Серж без всякого выражения посмотрел человеку в глаза, — ему бы заплакать, да слёз не было: видать, не только импланты сгорели… — то ли пожал, то ли передернул плечами, тщетно попытался сглотнуть ком.
— Верните, пожалуйста, пистолет.
ВОСКРЕСЕНИЕ
Вижу,
вижу ясно, до деталей.
Воздух в воздух,
будто камень в камень,
недоступная для тленов и крошений,
рассиявшись,
высится веками
мастерская человечьих воскрешений.
Владимир
— …Владыко Господи Вседержителю, Отче Господа нашего Иисуса Христа, иже всем человеком хотяй спастися… — бормотал священник, покачивая кадилом.
Запах фимиама щипал ноздри. Хотелось чихнуть, но не было сил.

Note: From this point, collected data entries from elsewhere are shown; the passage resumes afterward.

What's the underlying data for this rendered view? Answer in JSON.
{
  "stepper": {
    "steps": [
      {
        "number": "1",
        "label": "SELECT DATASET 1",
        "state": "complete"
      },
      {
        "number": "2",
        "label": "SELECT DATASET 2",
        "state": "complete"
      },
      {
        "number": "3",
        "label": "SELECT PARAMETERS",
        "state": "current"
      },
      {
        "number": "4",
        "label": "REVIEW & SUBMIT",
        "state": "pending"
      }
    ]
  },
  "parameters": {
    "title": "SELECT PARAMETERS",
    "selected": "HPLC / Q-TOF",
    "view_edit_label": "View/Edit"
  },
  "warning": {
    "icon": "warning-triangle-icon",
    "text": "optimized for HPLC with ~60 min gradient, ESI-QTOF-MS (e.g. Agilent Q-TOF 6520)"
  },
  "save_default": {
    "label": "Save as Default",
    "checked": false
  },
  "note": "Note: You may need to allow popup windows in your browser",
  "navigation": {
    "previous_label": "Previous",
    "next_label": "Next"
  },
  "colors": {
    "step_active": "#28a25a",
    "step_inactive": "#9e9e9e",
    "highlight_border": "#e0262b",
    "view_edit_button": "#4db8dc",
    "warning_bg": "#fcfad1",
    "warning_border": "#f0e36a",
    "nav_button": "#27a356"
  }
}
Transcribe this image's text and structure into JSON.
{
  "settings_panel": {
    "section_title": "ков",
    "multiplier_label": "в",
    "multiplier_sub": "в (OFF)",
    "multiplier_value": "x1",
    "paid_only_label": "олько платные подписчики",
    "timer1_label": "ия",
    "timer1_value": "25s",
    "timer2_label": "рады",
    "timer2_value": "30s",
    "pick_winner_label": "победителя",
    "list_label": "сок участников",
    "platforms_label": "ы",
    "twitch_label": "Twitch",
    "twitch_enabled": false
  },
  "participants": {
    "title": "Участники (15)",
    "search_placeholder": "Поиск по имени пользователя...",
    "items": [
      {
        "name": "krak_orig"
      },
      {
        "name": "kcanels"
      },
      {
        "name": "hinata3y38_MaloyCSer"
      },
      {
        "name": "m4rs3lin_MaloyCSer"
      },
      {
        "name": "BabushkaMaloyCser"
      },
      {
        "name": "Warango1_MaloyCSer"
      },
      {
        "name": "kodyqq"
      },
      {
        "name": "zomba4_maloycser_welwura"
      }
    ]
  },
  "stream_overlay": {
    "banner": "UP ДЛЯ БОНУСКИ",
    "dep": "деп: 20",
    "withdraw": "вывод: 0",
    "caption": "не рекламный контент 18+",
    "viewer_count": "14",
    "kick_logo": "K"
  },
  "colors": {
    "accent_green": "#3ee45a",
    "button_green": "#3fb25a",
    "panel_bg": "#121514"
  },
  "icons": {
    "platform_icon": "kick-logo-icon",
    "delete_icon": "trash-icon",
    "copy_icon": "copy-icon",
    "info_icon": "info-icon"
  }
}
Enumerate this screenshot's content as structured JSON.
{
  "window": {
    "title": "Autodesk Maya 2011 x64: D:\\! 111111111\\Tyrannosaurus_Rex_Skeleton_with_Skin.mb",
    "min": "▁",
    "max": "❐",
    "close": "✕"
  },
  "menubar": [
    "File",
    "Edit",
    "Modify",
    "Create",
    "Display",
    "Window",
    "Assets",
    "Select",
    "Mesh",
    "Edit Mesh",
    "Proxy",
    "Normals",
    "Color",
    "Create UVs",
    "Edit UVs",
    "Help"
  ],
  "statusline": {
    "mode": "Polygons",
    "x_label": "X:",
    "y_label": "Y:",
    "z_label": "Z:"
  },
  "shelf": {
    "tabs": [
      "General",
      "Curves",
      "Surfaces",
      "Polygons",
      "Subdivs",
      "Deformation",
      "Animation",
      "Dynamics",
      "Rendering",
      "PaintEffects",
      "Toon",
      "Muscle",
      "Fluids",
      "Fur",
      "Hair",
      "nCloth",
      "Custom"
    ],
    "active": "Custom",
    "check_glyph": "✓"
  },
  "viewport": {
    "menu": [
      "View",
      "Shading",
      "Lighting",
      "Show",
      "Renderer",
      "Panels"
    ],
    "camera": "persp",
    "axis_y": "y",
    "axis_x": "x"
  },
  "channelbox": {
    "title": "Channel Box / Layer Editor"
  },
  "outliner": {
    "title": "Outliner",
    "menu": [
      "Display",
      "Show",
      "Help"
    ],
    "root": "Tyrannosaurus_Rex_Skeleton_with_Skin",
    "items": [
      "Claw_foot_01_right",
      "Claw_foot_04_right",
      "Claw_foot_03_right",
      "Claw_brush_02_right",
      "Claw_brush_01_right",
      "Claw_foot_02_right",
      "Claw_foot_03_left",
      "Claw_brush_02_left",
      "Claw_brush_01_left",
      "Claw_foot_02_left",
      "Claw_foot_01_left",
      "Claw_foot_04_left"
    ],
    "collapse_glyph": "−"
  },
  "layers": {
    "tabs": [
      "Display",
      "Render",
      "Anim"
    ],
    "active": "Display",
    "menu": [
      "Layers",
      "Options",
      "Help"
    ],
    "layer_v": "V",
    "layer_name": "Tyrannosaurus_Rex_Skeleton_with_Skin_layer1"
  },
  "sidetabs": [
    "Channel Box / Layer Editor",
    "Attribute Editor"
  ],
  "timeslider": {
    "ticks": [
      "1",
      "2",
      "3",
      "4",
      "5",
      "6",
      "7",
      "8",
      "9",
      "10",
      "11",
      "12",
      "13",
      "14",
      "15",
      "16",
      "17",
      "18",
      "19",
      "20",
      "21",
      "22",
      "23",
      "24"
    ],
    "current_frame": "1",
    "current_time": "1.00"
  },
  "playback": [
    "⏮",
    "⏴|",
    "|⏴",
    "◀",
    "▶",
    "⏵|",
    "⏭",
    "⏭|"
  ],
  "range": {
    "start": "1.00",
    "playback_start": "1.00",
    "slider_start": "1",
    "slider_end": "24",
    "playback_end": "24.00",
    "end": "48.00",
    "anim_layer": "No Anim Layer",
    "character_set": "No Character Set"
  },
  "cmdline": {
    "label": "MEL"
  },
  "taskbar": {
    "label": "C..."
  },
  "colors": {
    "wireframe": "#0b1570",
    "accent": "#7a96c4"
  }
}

— …молимся и мили ся ти деем, душу раба твоего Исидора от всякия узы разреши и от всякия клятвы свободи, остави прегрешения ему…
Вокруг собрались мои дети, внуки и домашние. Их лица были мрачны, руки опущены. Все молчали, внимая священнику. Дым фимиама плыл надо мною, позвякивали цепи и бубенцы на кадиле, тусклый свет от свечей, подрагивавших от сквозняка, то и дело менял очертания лиц собравшихся, делая их то благоговейно-скорбными, то неожиданно-угрюмыми, то по-шутовски забавными. Я смотрел прямо перед собой, и лица родных и стоявших позади них слуг становились размытыми, превращаясь в неясные светлые пятна.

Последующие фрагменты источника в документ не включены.